Milk Makeup also takes its commitment to gender inclusivity further than its campaigns. As of July 2022, about 3% of the company's employees were non-binary or gender non-conforming, and about 11% identify as men; impressive numbers for a female-dominated industry.

Haus Labs

Absolutely no one was surprised when Lady Gaga announced that her beauty industry debut with the makeup line Haus Labs would be gender-inclusive. The Grammy-award-winning performer, who's made an entire career out of pushing fashion and beauty boundaries, told Good Morning America that she believes makeup is a medium for self-love and that self-love has no gender boundaries. She wanted Haus Labs' products to give people the opportunity to create a unique look that helped them love themselves and become confident enough to show the world their true selves.

Gaga also wanted her brand to disrupt the "rules" that define what is and isn't beautiful so that everyone can define beauty for themselves. Part of this disruption included hiring models of all genders, skin colors, and backgrounds for Haus Labs' launch campaign as well as subsequent campaigns.

Though several celebrities have launched gender-inclusive beauty brands in the past few years, Haus Labs was one of the first. Its success paved the way for other celebs to launch their own gender-inclusive lines.


When you think of a gender-fluid aesthetic, the first celeb who pops into your mind is probably Harry Styles. For Styles, clothing has no gender. He's just as comfortable in jeans and a hoodie as he is in slacks and a lacy, tailored blouse. And more often than not, he's rocking a bold, colorful manicure. Styles is redefining the intersection of gender and beauty.

When he announced on Instagram that he was launching his own beauty brand, Pleasing, in 2021, it made total sense that his line was for men, women, and anyone in between. Styles told the media that he wanted to develop beauty products that weren't aimed at hiding or correcting people's flaws. He wanted to create products that helped highlight people's natural beauty. With that in mind, his initial line included a two-in-one lip treatment and eye pencil, a variety of simple nail polishes, and a moisturizing makeup primer.


For Pharell Williams, skincare is a basic tenet of well-being. He believes that engaging in an intentional, daily skincare ritual is part of the essential self-care that keeps each of us thriving. That philosophy is what inspired his gender-inclusive skincare brand, Humanrace.

The name reflects Pharell's core belief that we are all part of the same human race and that every member of that race deserves to take care of themselves the same way.

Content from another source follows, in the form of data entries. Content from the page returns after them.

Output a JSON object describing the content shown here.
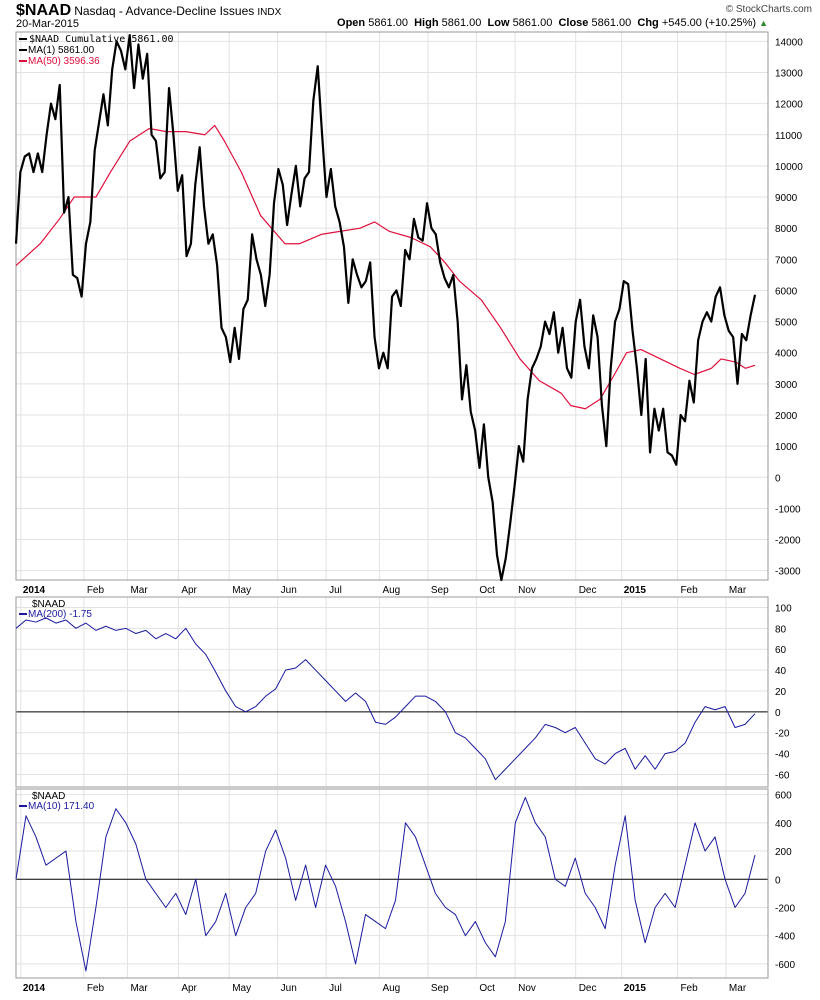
{
  "header": {
    "symbol": "$NAAD",
    "name": "Nasdaq - Advance-Decline Issues",
    "exchange": "INDX",
    "date": "20-Mar-2015",
    "copyright": "© StockCharts.com",
    "open_label": "Open",
    "open": "5861.00",
    "high_label": "High",
    "high": "5861.00",
    "low_label": "Low",
    "low": "5861.00",
    "close_label": "Close",
    "close": "5861.00",
    "chg_label": "Chg",
    "chg": "+545.00 (+10.25%)"
  },
  "colors": {
    "price": "#000000",
    "ma50": "#e0103c",
    "osc": "#1a1aa0",
    "grid": "#e2e2e2"
  },
  "chart_data": [
    {
      "type": "line",
      "title": "$NAAD Cumulative",
      "total_days": 305,
      "legend": [
        "$NAAD Cumulative 5861.00",
        "MA(1) 5861.00",
        "MA(50) 3596.36"
      ],
      "ylim": [
        -3300,
        14300
      ],
      "yticks": [
        14000,
        13000,
        12000,
        11000,
        10000,
        9000,
        8000,
        7000,
        6000,
        5000,
        4000,
        3000,
        2000,
        1000,
        0,
        -1000,
        -2000,
        -3000
      ],
      "xticks": [
        {
          "label": "2014",
          "day": 2,
          "bold": true
        },
        {
          "label": "Feb",
          "day": 28
        },
        {
          "label": "Mar",
          "day": 46
        },
        {
          "label": "Apr",
          "day": 67
        },
        {
          "label": "May",
          "day": 88
        },
        {
          "label": "Jun",
          "day": 108
        },
        {
          "label": "Jul",
          "day": 128
        },
        {
          "label": "Aug",
          "day": 150
        },
        {
          "label": "Sep",
          "day": 170
        },
        {
          "label": "Oct",
          "day": 190
        },
        {
          "label": "Nov",
          "day": 206
        },
        {
          "label": "Dec",
          "day": 231
        },
        {
          "label": "2015",
          "day": 250,
          "bold": true
        },
        {
          "label": "Feb",
          "day": 273
        },
        {
          "label": "Mar",
          "day": 293
        }
      ],
      "cumulative": [
        7500,
        9800,
        10300,
        10400,
        9800,
        10400,
        9800,
        11000,
        12000,
        11500,
        12600,
        8500,
        9000,
        6500,
        6400,
        5800,
        7500,
        8200,
        10500,
        11400,
        12300,
        11300,
        13100,
        14000,
        13700,
        13100,
        14200,
        12500,
        13900,
        12800,
        13600,
        11000,
        10800,
        9600,
        9800,
        12500,
        11000,
        9200,
        9700,
        7100,
        7500,
        9400,
        10600,
        8700,
        7500,
        7800,
        6800,
        4800,
        4500,
        3700,
        4800,
        3800,
        5400,
        5700,
        7800,
        7000,
        6500,
        5500,
        6500,
        8800,
        9900,
        9400,
        8100,
        9100,
        10000,
        8700,
        9600,
        9800,
        12100,
        13200,
        11000,
        9000,
        9900,
        8700,
        8200,
        7400,
        5600,
        7000,
        6500,
        6100,
        6300,
        6900,
        4500,
        3500,
        4000,
        3500,
        5800,
        6000,
        5500,
        7300,
        7000,
        8300,
        7700,
        7600,
        8800,
        8000,
        7800,
        6900,
        6400,
        6100,
        6500,
        5000,
        2500,
        3600,
        2100,
        1500,
        300,
        1700,
        0,
        -800,
        -2500,
        -3300,
        -2600,
        -1500,
        -300,
        1000,
        500,
        2500,
        3500,
        3800,
        4200,
        5000,
        4600,
        5300,
        4000,
        4800,
        3500,
        3200,
        5000,
        5700,
        4200,
        3500,
        5200,
        4500,
        2300,
        1000,
        3500,
        5000,
        5400,
        6300,
        6200,
        4700,
        3500,
        2000,
        3800,
        800,
        2200,
        1500,
        2200,
        800,
        700,
        400,
        2000,
        1800,
        3100,
        2400,
        4400,
        5000,
        5300,
        5000,
        5800,
        6100,
        5200,
        4700,
        4500,
        3000,
        4600,
        4400,
        5200,
        5861
      ],
      "ma50": [
        [
          0,
          6800
        ],
        [
          10,
          7500
        ],
        [
          18,
          8300
        ],
        [
          24,
          9000
        ],
        [
          33,
          9000
        ],
        [
          39,
          9800
        ],
        [
          47,
          10800
        ],
        [
          55,
          11200
        ],
        [
          62,
          11100
        ],
        [
          70,
          11100
        ],
        [
          78,
          11000
        ],
        [
          82,
          11300
        ],
        [
          86,
          10800
        ],
        [
          93,
          9800
        ],
        [
          101,
          8400
        ],
        [
          111,
          7500
        ],
        [
          117,
          7500
        ],
        [
          126,
          7800
        ],
        [
          134,
          7900
        ],
        [
          142,
          8000
        ],
        [
          148,
          8200
        ],
        [
          154,
          7900
        ],
        [
          163,
          7700
        ],
        [
          171,
          7400
        ],
        [
          177,
          6900
        ],
        [
          183,
          6300
        ],
        [
          192,
          5700
        ],
        [
          200,
          4800
        ],
        [
          208,
          3800
        ],
        [
          216,
          3100
        ],
        [
          225,
          2700
        ],
        [
          229,
          2300
        ],
        [
          235,
          2200
        ],
        [
          241,
          2500
        ],
        [
          247,
          3300
        ],
        [
          252,
          4000
        ],
        [
          258,
          4100
        ],
        [
          266,
          3800
        ],
        [
          274,
          3500
        ],
        [
          280,
          3300
        ],
        [
          287,
          3500
        ],
        [
          291,
          3800
        ],
        [
          297,
          3700
        ],
        [
          301,
          3500
        ],
        [
          305,
          3596.36
        ]
      ]
    },
    {
      "type": "line",
      "legend": [
        "$NAAD",
        "MA(200) -1.75"
      ],
      "ylim": [
        -72,
        110
      ],
      "yticks": [
        100,
        80,
        60,
        40,
        20,
        0,
        -20,
        -40,
        -60
      ],
      "values": [
        80,
        88,
        86,
        90,
        85,
        88,
        80,
        85,
        78,
        82,
        78,
        80,
        75,
        78,
        70,
        75,
        70,
        80,
        65,
        55,
        38,
        20,
        5,
        0,
        5,
        15,
        22,
        40,
        42,
        50,
        40,
        30,
        20,
        10,
        18,
        10,
        -10,
        -12,
        -5,
        5,
        15,
        15,
        10,
        0,
        -20,
        -25,
        -35,
        -45,
        -65,
        -55,
        -45,
        -35,
        -25,
        -12,
        -15,
        -20,
        -15,
        -30,
        -45,
        -50,
        -40,
        -35,
        -55,
        -42,
        -55,
        -40,
        -38,
        -30,
        -10,
        5,
        2,
        5,
        -15,
        -12,
        -1.75
      ]
    },
    {
      "type": "line",
      "legend": [
        "$NAAD",
        "MA(10) 171.40"
      ],
      "ylim": [
        -700,
        640
      ],
      "yticks": [
        600,
        400,
        200,
        0,
        -200,
        -400,
        -600
      ],
      "values": [
        0,
        450,
        300,
        100,
        150,
        200,
        -300,
        -650,
        -200,
        300,
        500,
        400,
        250,
        0,
        -100,
        -200,
        -100,
        -250,
        0,
        -400,
        -300,
        -100,
        -400,
        -200,
        -100,
        200,
        350,
        150,
        -150,
        100,
        -200,
        100,
        -50,
        -300,
        -600,
        -250,
        -300,
        -350,
        -150,
        400,
        300,
        100,
        -100,
        -200,
        -250,
        -400,
        -300,
        -450,
        -550,
        -300,
        400,
        580,
        400,
        300,
        0,
        -50,
        150,
        -100,
        -200,
        -350,
        100,
        450,
        -150,
        -450,
        -200,
        -100,
        -200,
        100,
        400,
        200,
        300,
        0,
        -200,
        -100,
        171.4
      ]
    }
  ]
}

When skincare is relegated to certain types of people or certain genders, people are denied the right to well-being. In his own words, "Humanrace doesn't differentiate by race or gender. We're creating for humans; we are all born in the same skin and Humanrace celebrates this."

Humanrace's carefully and ethically formulated products are designed to work for people with all kinds of skin, regardless of gender. They are also designed to be paired together to create a skincare routine that makes each customer feel like they're devoting time and care toward physical, mental, and emotional health.

Fenty Skin

Rihanna's beauty brand, Fenty, has been transforming the beauty industry since it launched. And in 2020, she furthered that transformation with the launch of Fenty Skin, which she promised would be "the new culture of skincare."

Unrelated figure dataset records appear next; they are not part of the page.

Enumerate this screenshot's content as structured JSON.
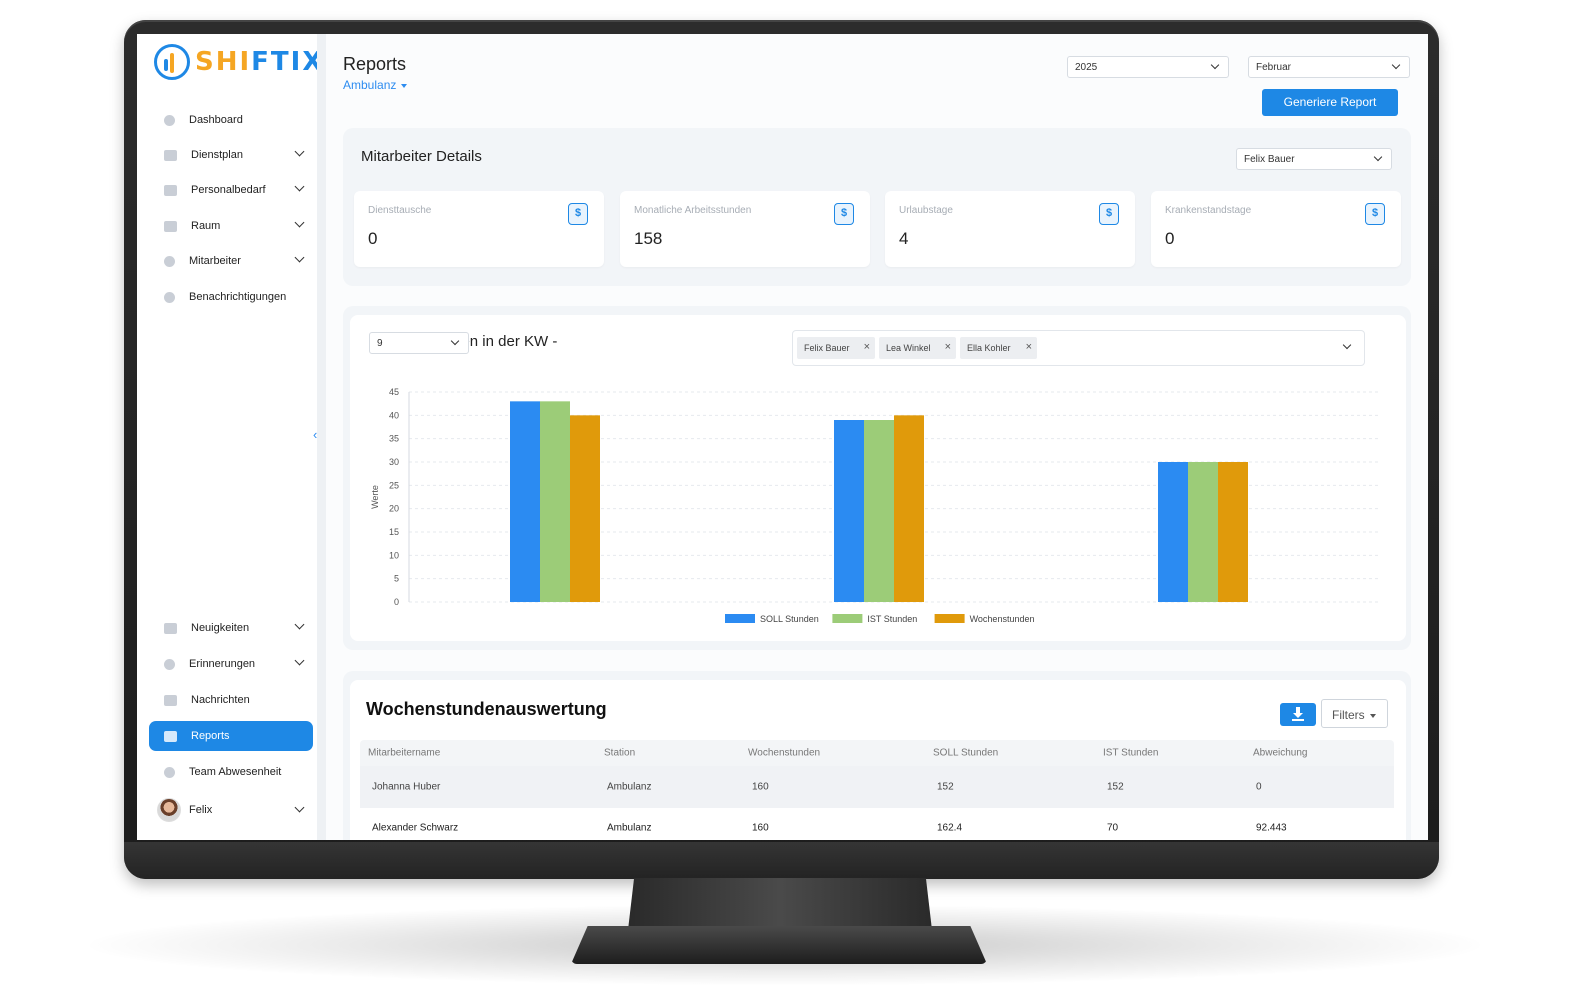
{
  "brand": {
    "part_a": "SHI",
    "part_b": "FTIX"
  },
  "sidebar": {
    "items": [
      {
        "label": "Dashboard",
        "icon": "dashboard-icon",
        "has_chevron": false
      },
      {
        "label": "Dienstplan",
        "icon": "schedule-icon",
        "has_chevron": true
      },
      {
        "label": "Personalbedarf",
        "icon": "people-icon",
        "has_chevron": true
      },
      {
        "label": "Raum",
        "icon": "room-icon",
        "has_chevron": true
      },
      {
        "label": "Mitarbeiter",
        "icon": "user-icon",
        "has_chevron": true
      },
      {
        "label": "Benachrichtigungen",
        "icon": "bell-icon",
        "has_chevron": false
      }
    ],
    "bottom_items": [
      {
        "label": "Neuigkeiten",
        "icon": "news-icon",
        "has_chevron": true
      },
      {
        "label": "Erinnerungen",
        "icon": "bell-icon",
        "has_chevron": true
      },
      {
        "label": "Nachrichten",
        "icon": "mail-icon",
        "has_chevron": false
      },
      {
        "label": "Reports",
        "icon": "report-icon",
        "has_chevron": false,
        "active": true
      },
      {
        "label": "Team Abwesenheit",
        "icon": "team-absence-icon",
        "has_chevron": false
      }
    ],
    "user": {
      "name": "Felix"
    }
  },
  "header": {
    "title": "Reports",
    "subtitle": "Ambulanz",
    "year_select": "2025",
    "month_select": "Februar",
    "generate_button": "Generiere Report"
  },
  "details": {
    "title": "Mitarbeiter Details",
    "employee_select": "Felix Bauer",
    "stats": [
      {
        "label": "Diensttausche",
        "value": "0",
        "badge": "$"
      },
      {
        "label": "Monatliche Arbeitsstunden",
        "value": "158",
        "badge": "$"
      },
      {
        "label": "Urlaubstage",
        "value": "4",
        "badge": "$"
      },
      {
        "label": "Krankenstandstage",
        "value": "0",
        "badge": "$"
      }
    ]
  },
  "weekly_chart": {
    "title": "Wochenstunden in der KW -",
    "kw_select": "9",
    "tags": [
      "Felix Bauer",
      "Lea Winkel",
      "Ella Kohler"
    ]
  },
  "chart_data": {
    "type": "bar",
    "categories": [
      "",
      "",
      ""
    ],
    "series": [
      {
        "name": "SOLL Stunden",
        "values": [
          43,
          39,
          30
        ],
        "color": "#2b8bf2"
      },
      {
        "name": "IST Stunden",
        "values": [
          43,
          39,
          30
        ],
        "color": "#9ccc78"
      },
      {
        "name": "Wochenstunden",
        "values": [
          40,
          40,
          30
        ],
        "color": "#e09a0b"
      }
    ],
    "ylabel": "Werte",
    "ylim": [
      0,
      45
    ],
    "yticks": [
      0,
      5,
      10,
      15,
      20,
      25,
      30,
      35,
      40,
      45
    ],
    "grid": true,
    "legend": "bottom"
  },
  "table": {
    "title": "Wochenstundenauswertung",
    "filter_label": "Filters",
    "columns": [
      "Mitarbeitername",
      "Station",
      "Wochenstunden",
      "SOLL Stunden",
      "IST Stunden",
      "Abweichung"
    ],
    "rows": [
      [
        "Johanna Huber",
        "Ambulanz",
        "160",
        "152",
        "152",
        "0"
      ],
      [
        "Alexander Schwarz",
        "Ambulanz",
        "160",
        "162.4",
        "70",
        "92.443"
      ]
    ]
  }
}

The launch video started like a typical beauty campaign, with gorgeous women of all colors flaunting their perfect skin. Then, about halfway through, Lil Nas X and A$AP Rocky showed up, their skin just as radiant as any of the women's. The video ended with a message about how Fenty Skin would change the way the world thinks about skincare. In an Instagram post announcing the launch, Rihanna wrote, "That's right baby...@fentyskin is for my fellas too! No matter who you are, you deserve to have great skin!"

Rihanna said that she'd always wanted an easy skincare routine that really worked for anyone, but couldn't find one. So, she created it herself. Though gender-inclusive skincare brands were nothing new, Rihanna was one of the first celebrities to launch a gender-inclusive beauty line.